The rise in bots is down to generative artificial intelligence (AI), Imperva said. This is the same technology that now flirts with people online for you and automatically writes heartfelt consolatory emails on behalf of heartless administrators. This tech has made it easier to create bots that do your bidding online. While some of those bots are benign, not all have your best interests at heart.
The rise of bad bots
Traffic from “bad bots”—those created with malicious intent—first surpassed good bot traffic in 2016, Imperva’s research said, and it’s been getting worse. Bad bots comprised 37% of internet traffic in 2024, up from 32% the year prior. Good bots accounted for just 14% of the internet’s traffic.Bad bots do all kinds of unpleasant things. An increasing number try to hijack peoples’ online accounts, which they often do by “credential stuffing.” This is where a bot takes a password and email address that has been stolen and leaked online, and then tries those credentials across a myriad of services in the hope that its owner will have reused the password elsewhere.
These account takeover attacks have skyrocketed lately.

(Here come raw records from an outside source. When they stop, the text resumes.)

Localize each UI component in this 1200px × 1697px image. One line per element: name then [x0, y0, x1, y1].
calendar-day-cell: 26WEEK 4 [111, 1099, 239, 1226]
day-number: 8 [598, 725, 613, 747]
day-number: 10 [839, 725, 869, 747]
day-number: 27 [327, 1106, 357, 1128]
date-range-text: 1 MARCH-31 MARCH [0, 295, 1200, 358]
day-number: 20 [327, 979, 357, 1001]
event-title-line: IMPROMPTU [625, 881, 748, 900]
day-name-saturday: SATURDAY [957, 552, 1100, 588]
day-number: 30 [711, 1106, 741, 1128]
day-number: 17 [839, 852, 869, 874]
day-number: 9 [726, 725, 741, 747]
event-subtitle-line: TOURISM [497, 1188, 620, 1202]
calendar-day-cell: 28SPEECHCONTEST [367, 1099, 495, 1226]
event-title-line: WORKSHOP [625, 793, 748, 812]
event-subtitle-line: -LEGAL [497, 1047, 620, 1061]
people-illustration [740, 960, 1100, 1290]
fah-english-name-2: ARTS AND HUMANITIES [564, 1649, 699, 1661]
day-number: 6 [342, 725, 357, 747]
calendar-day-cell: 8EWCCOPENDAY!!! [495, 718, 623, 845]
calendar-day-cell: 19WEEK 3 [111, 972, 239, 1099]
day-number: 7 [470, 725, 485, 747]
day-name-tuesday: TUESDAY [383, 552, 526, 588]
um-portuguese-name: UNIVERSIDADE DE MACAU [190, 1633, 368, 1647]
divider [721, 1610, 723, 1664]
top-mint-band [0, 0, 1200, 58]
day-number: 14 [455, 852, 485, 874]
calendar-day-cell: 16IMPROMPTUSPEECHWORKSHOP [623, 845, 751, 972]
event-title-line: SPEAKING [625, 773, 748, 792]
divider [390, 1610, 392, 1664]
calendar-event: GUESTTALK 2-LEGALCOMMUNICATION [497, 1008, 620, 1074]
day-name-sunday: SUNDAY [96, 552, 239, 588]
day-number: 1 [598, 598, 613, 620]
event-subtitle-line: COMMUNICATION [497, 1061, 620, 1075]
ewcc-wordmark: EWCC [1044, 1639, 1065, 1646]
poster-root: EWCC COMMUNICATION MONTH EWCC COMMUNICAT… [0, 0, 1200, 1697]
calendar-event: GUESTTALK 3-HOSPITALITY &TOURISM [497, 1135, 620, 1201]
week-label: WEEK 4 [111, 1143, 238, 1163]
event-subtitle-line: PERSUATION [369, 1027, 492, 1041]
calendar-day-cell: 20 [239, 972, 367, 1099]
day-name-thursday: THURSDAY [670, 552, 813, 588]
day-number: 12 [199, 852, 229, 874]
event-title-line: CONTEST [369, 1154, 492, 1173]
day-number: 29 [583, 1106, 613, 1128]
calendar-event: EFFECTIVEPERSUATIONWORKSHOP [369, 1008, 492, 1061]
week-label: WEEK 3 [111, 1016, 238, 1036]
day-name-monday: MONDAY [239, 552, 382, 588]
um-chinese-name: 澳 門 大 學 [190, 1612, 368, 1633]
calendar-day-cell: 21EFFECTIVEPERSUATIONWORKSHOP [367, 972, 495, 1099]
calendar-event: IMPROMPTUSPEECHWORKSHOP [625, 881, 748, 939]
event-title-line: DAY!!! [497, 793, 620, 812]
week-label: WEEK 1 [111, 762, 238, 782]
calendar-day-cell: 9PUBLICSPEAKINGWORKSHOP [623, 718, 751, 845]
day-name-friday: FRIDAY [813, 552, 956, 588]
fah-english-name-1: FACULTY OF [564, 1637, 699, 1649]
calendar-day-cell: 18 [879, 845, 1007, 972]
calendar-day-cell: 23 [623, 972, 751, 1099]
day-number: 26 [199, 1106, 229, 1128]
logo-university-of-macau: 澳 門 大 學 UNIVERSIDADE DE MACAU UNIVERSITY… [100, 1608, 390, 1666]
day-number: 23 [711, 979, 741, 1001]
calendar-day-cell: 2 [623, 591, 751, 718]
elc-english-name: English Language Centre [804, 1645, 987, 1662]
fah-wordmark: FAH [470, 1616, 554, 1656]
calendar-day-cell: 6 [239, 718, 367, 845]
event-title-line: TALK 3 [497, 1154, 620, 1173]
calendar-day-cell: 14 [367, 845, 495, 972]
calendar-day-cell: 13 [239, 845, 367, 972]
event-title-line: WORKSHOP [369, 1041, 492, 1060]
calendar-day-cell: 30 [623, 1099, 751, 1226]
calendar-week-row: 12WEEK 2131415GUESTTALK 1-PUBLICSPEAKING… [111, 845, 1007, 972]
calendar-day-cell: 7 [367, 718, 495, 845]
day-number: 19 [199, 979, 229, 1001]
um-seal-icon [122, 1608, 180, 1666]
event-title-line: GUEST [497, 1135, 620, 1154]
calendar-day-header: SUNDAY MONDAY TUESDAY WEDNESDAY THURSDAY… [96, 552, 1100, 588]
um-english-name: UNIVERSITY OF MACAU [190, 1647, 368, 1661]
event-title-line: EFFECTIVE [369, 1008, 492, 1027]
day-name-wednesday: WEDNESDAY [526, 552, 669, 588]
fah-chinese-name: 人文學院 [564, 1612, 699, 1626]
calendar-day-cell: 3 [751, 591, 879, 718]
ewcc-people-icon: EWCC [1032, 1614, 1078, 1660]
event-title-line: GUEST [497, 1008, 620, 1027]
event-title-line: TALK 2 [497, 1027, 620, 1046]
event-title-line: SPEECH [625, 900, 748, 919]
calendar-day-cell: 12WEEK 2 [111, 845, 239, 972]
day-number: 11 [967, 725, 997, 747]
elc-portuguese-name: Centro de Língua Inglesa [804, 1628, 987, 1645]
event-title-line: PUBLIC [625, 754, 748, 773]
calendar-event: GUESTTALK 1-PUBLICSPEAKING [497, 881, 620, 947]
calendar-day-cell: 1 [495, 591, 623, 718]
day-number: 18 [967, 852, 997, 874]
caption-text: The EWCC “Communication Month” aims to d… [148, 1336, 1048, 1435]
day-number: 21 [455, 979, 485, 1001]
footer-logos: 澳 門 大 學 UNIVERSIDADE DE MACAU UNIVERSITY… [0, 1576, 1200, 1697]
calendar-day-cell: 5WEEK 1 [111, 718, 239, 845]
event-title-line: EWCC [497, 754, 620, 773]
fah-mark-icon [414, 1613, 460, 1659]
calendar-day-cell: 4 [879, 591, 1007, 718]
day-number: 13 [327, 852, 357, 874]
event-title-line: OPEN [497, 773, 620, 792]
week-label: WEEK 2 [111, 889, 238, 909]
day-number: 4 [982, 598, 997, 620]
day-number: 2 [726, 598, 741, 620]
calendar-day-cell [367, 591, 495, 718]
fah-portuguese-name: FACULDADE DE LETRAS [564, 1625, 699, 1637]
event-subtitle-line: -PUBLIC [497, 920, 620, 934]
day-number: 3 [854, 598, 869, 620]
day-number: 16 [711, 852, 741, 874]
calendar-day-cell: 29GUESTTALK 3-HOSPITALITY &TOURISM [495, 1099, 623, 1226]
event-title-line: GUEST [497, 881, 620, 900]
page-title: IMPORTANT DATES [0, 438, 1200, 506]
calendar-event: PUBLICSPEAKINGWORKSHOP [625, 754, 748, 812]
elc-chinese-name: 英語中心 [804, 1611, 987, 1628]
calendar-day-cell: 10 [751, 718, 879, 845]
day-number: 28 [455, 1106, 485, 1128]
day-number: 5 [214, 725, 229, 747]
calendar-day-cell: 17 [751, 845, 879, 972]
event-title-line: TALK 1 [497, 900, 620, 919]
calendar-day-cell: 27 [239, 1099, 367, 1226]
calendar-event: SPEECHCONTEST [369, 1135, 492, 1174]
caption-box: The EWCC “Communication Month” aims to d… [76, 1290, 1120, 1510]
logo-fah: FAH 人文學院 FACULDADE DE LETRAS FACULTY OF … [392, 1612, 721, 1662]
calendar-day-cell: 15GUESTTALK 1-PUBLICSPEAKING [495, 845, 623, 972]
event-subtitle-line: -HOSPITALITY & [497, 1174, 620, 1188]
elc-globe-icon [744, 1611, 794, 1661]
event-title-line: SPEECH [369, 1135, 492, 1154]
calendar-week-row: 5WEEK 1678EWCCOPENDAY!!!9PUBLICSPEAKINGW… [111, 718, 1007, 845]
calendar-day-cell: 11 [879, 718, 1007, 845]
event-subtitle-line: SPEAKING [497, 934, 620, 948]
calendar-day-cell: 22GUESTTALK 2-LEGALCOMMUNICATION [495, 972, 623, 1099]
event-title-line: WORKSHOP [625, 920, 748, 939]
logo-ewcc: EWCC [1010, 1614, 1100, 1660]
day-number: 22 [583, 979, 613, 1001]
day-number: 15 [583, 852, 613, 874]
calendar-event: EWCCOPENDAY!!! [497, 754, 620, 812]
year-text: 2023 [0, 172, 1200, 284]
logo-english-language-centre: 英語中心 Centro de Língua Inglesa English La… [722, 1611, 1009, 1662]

December 2024 saw around 330,000 such incidents, up from around 190,000 in December 2023. That could be down to a flood of data breaches that flooded the market with more stolen credentials to try, Imperva said.
Other attacks include scraping data from websites, which is a problem for businesses that don’t want their intellectual property stolen, and also for the individuals who own that data.
Cyber criminals use bots to commit payment fraud by exploiting vulnerabilities in checkout systems. There’s also a thriving business in scalping bots that buy everything from event tickets to new sneakers for high-value resale, denying legitimate customers the opportunity to buy these items for themselves.
The report also found bots targeting specific sectors. The travel industry accounted for 27% of bad bot traffic (the highest by industry) in 2024, up from 21% in 2023. These bots pull tricks such as pretending to book airline seats online and abandoning the purchase at the last minute, which skews seat pricing.
Retail was the second hardest-hit industry in 2024, accounting for 15% of bot traffic, followed by education at 11%.